8-Week Program · Ukrainian Village, Chicago
Voicings, comping, the blues, the first vocabulary of improvisation, and a jazz standard you can play from memory by the end. Taught by a working Chicago jazz pianist and competition winner. For students with some piano background who want to start actually playing jazz.
8 lessons · 50 min each · weekly cadence · credits valid 1 year from purchase
The Bootcamp is built for students who can already play piano in some form — classical training, pop chord chart, self-taught noodling — and want to learn how the music they hear at Andy’s or on a Bill Evans record actually works. Eight weeks of focused work to get you from the outside looking in to playing real jazz vocabulary.
The exact path bends to your level — a classical player will spend more time on improvisation, an intermediate jazz player more on voicings. But the shape of the program is consistent.
Rootless left-hand voicings. Tritone substitutions. Extensions (9ths, 11ths, 13ths) used the way actual jazz pianists use them. By the end of week 2 you’ll voice chords on the page like a record, not like a textbook.
Comping rhythms behind a soloist (or just yourself). The 12-bar blues form, the jazz blues, minor blues. Comping is where most jazz actually happens — this is where you learn to sound like you belong on a bandstand.
Scale-chord relationships, target notes, the “blues licks” everyone borrows, the basic shapes of bebop language. Not memorizing solos — learning to actually generate lines yourself.
Pick a tune — an Autumn Leaves, a Misty, an All The Things You Are. The final two weeks polish one standard into a piece you can play from memory: head, comping, a chorus of improvisation, the works.
Jazz teaching that comes from someone who’s actively inside the music — not someone who learned it once and stopped playing. Nick gigs jazz every week at venues across Chicago. The vocabulary in your lessons is the vocabulary he’s using on the bandstand.
That changes what teaching feels like. The theory isn’t abstract. The standards aren’t hypothetical — they’re tunes called on gigs the night before. Improvisation isn’t a topic in a book; it’s the thing happening in the lesson, demonstrated and broken down in real time.
In-person students play on a real acoustic piano, with a Fender Rhodes and Hammond B3 in the room. More about the studio →

“He’s done an amazing job at building my skills and understanding from the ground up. He paces what I am learning very well so that it can feel challenging but doable.”
“He always provides repertoire that matches your current level while still challenging you to grow technically and musically.
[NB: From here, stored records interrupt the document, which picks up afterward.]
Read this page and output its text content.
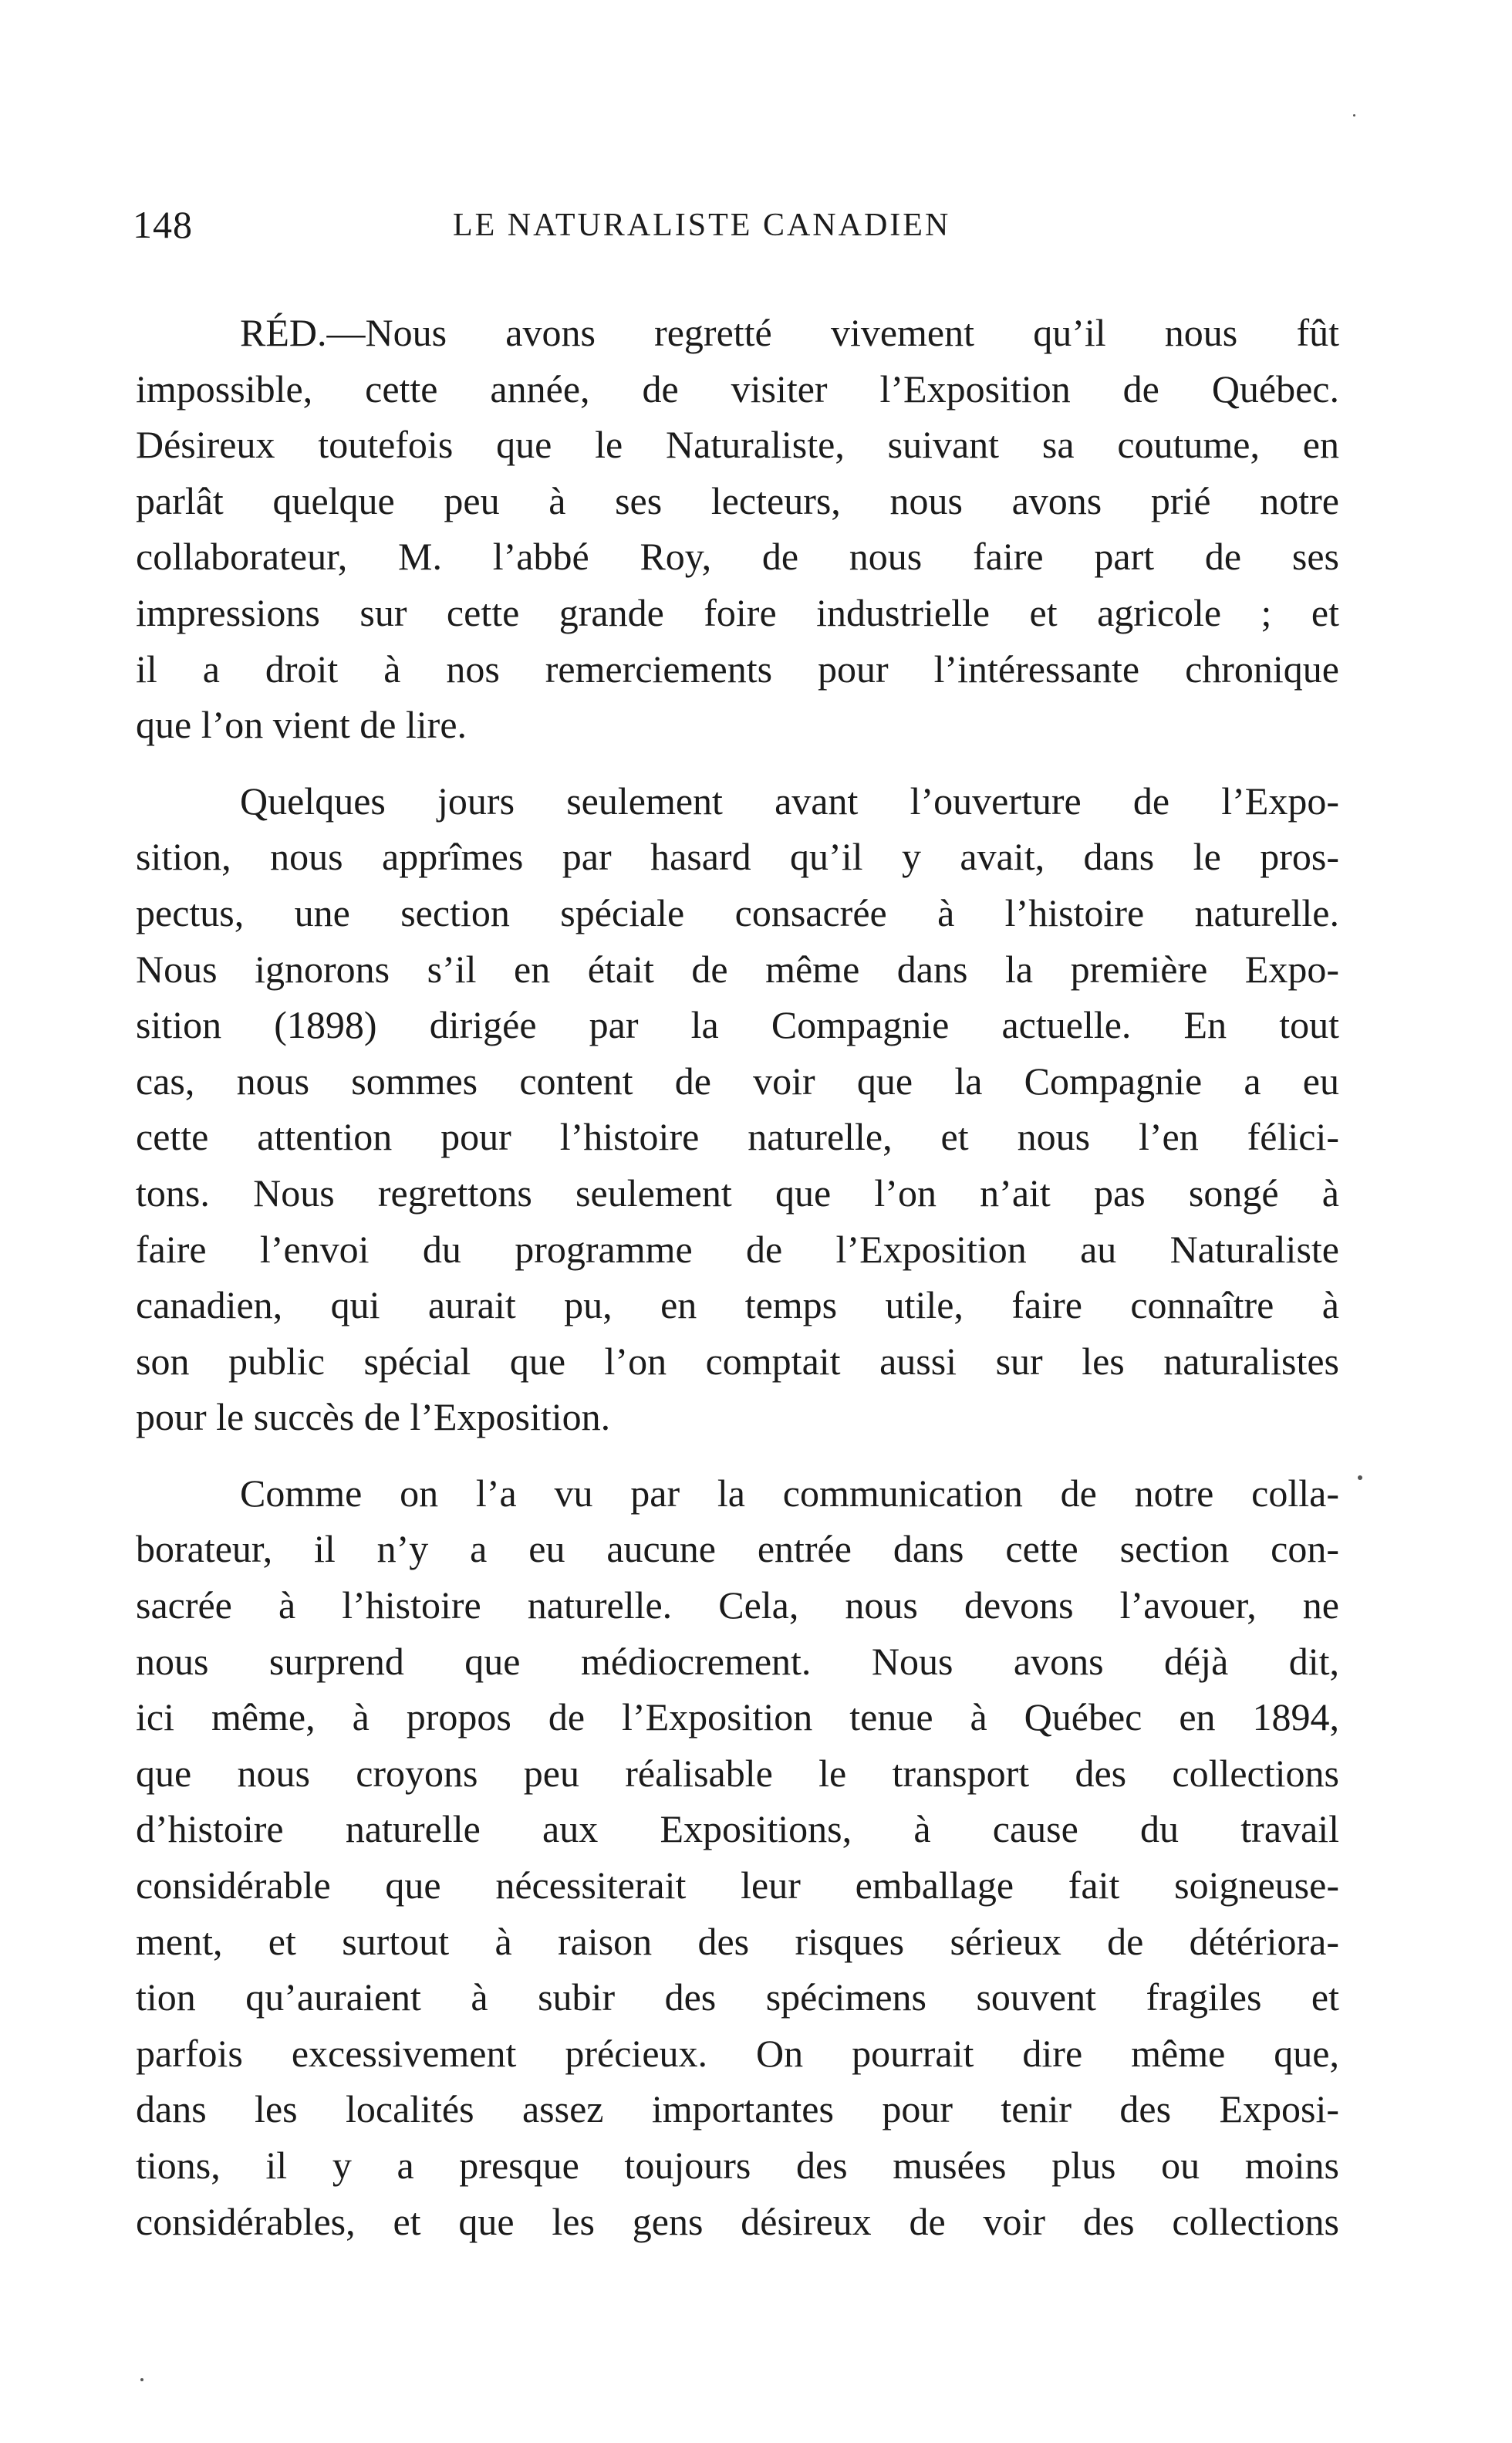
148	LE NATURALISTE CANADIEN
RÉD.—Nous avons regretté vivement qu’il nous fût
impossible, cette année, de visiter l’Exposition de Québec.
Désireux toutefois que le Naturaliste, suivant sa coutume, en
parlât quelque peu à ses lecteurs, nous avons prié notre
collaborateur, M. l’abbé Roy, de nous faire part de ses
impressions sur cette grande foire industrielle et agricole ; et
il a droit à nos remerciements pour l’intéressante chronique
que l’on vient de lire.
Quelques jours seulement avant l’ouverture de l’Expo-
sition, nous apprîmes par hasard qu’il y avait, dans le pros-
pectus, une section spéciale consacrée à l’histoire naturelle.
Nous ignorons s’il en était de même dans la première Expo-
sition (1898) dirigée par la Compagnie actuelle. En tout
cas, nous sommes content de voir que la Compagnie a eu
cette attention pour l’histoire naturelle, et nous l’en félici-
tons. Nous regrettons seulement que l’on n’ait pas songé à
faire l’envoi du programme de l’Exposition au Naturaliste
canadien, qui aurait pu, en temps utile, faire connaître à
son public spécial que l’on comptait aussi sur les naturalistes
pour le succès de l’Exposition.
Comme on l’a vu par la communication de notre colla-
borateur, il n’y a eu aucune entrée dans cette section con-
sacrée à l’histoire naturelle. Cela, nous devons l’avouer, ne
nous surprend que médiocrement. Nous avons déjà dit,
ici même, à propos de l’Exposition tenue à Québec en 1894,
que nous croyons peu réalisable le transport des collections
d’histoire naturelle aux Expositions, à cause du travail
considérable que nécessiterait leur emballage fait soigneuse-
ment, et surtout à raison des risques sérieux de détériora-
tion qu’auraient à subir des spécimens souvent fragiles et
parfois excessivement précieux. On pourrait dire même que,
dans les localités assez importantes pour tenir des Exposi-
tions, il y a presque toujours des musées plus ou moins
considérables, et que les gens désireux de voir des collections
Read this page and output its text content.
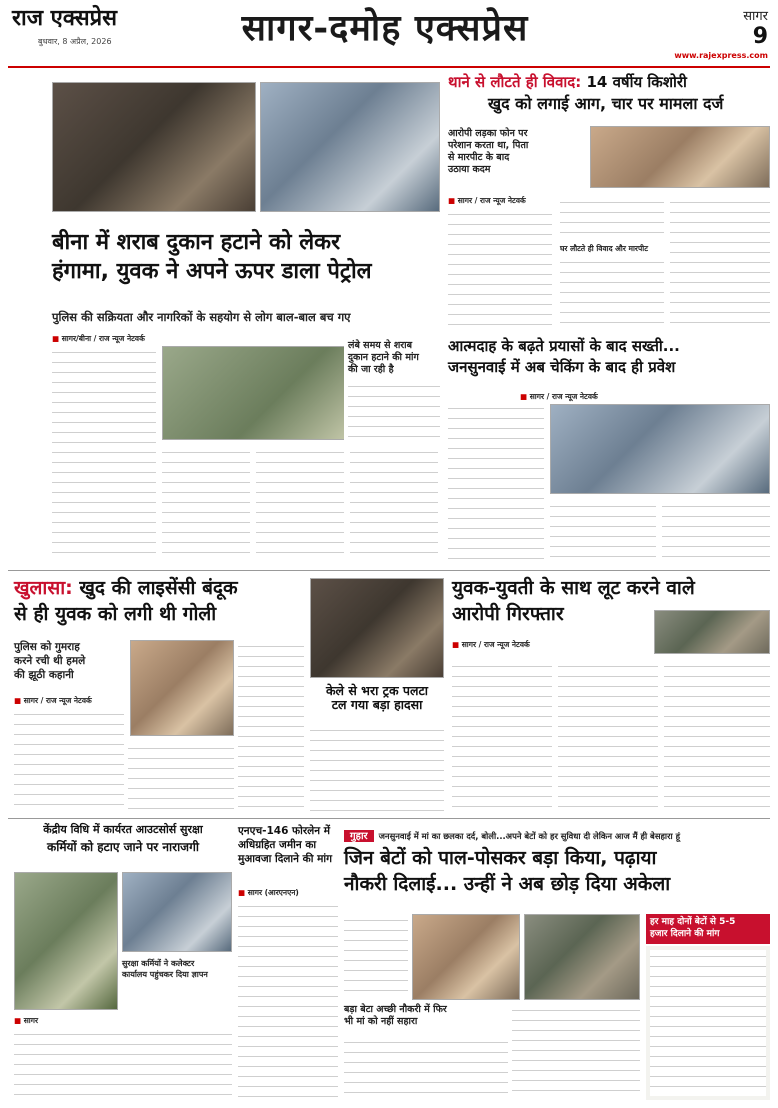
राज एक्सप्रेस
बुधवार, 8 अप्रैल, 2026	सागर-दमोह एक्सप्रेस	सागर
9
www.rajexpress.com
थाने से लौटते ही विवाद: 14 वर्षीय किशोरी
खुद को लगाई आग, चार पर मामला दर्ज
आरोपी लड़का फोन पर
परेशान करता था, पिता
से मारपीट के बाद
उठाया कदम
■ सागर / राज न्यूज नेटवर्क
घर लौटते ही विवाद और मारपीट
बीना में शराब दुकान हटाने को लेकर
हंगामा, युवक ने अपने ऊपर डाला पेट्रोल
पुलिस की सक्रियता और नागरिकों के सहयोग से लोग बाल-बाल बच गए
■ सागर/बीना / राज न्यूज नेटवर्क	आत्मदाह के बढ़ते प्रयासों के बाद सख्ती...
जनसुनवाई में अब चेकिंग के बाद ही प्रवेश
लंबे समय से शराब
दुकान हटाने की मांग
की जा रही है
■ सागर / राज न्यूज नेटवर्क
खुलासा: खुद की लाइसेंसी बंदूक
से ही युवक को लगी थी गोली
पुलिस को गुमराह
करने रची थी हमले
की झूठी कहानी
■ सागर / राज न्यूज नेटवर्क
केले से भरा ट्रक पलटा
टल गया बड़ा हादसा
युवक-युवती के साथ लूट करने वाले
आरोपी गिरफ्तार
■ सागर / राज न्यूज नेटवर्क
केंद्रीय विधि में कार्यरत आउटसोर्स सुरक्षा
कर्मियों को हटाए जाने पर नाराजगी
सुरक्षा कर्मियों ने कलेक्टर
कार्यालय पहुंचकर दिया ज्ञापन
■ सागर
एनएच-146 फोरलेन में
अधिग्रहित जमीन का
मुआवजा दिलाने की मांग
■ सागर (आरएनएन)
गुहार जनसुनवाई में मां का छलका दर्द, बोली...अपने बेटों को हर सुविधा दी लेकिन आज मैं ही बेसहारा हूं
जिन बेटों को पाल-पोसकर बड़ा किया, पढ़ाया
नौकरी दिलाई... उन्हीं ने अब छोड़ दिया अकेला
बड़ा बेटा अच्छी नौकरी में फिर
भी मां को नहीं सहारा
हर माह दोनों बेटों से 5-5
हजार दिलाने की मांग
Excellent at guiding students through improvisation in a way that feels approachable and rewarding.”
If you can read a basic chord chart or read music at any level — classical, pop, anything — you’re ready. The Bootcamp builds the jazz layer on top of existing piano skills. Complete beginners are better served by the Pop Piano Jumpstart first.
Your pick, within reason. Common first-bootcamp tunes are Autumn Leaves, Misty, Blue Bossa, All The Things You Are, and Body and Soul — classics that teach the essentials and that you’ll actually use. If you have a specific tune in mind we work toward it.
Yes — in a starting form. Improvisation is a lifelong skill; eight weeks won’t make you Brad Mehldau. But you’ll leave with the building blocks: target notes, basic vocabulary, the confidence to play something that wasn’t written down. That’s the whole point.
Both work for jazz. In-person means the Rhodes and B3 in the room and the chance to play together at a real piano. Online means you’re working on the instrument you actually practice on, with the convenience of no commute. Same rate, same lesson.
Reschedule with 24 hours notice and your lesson moves. Pack credits are valid 1 year from purchase — the buffer’s built in.
Most Bootcamp students continue into a Semester Pack — same teacher, same time slot, going deeper on standards and improvisation. You can also take what you learned and run with it on your own.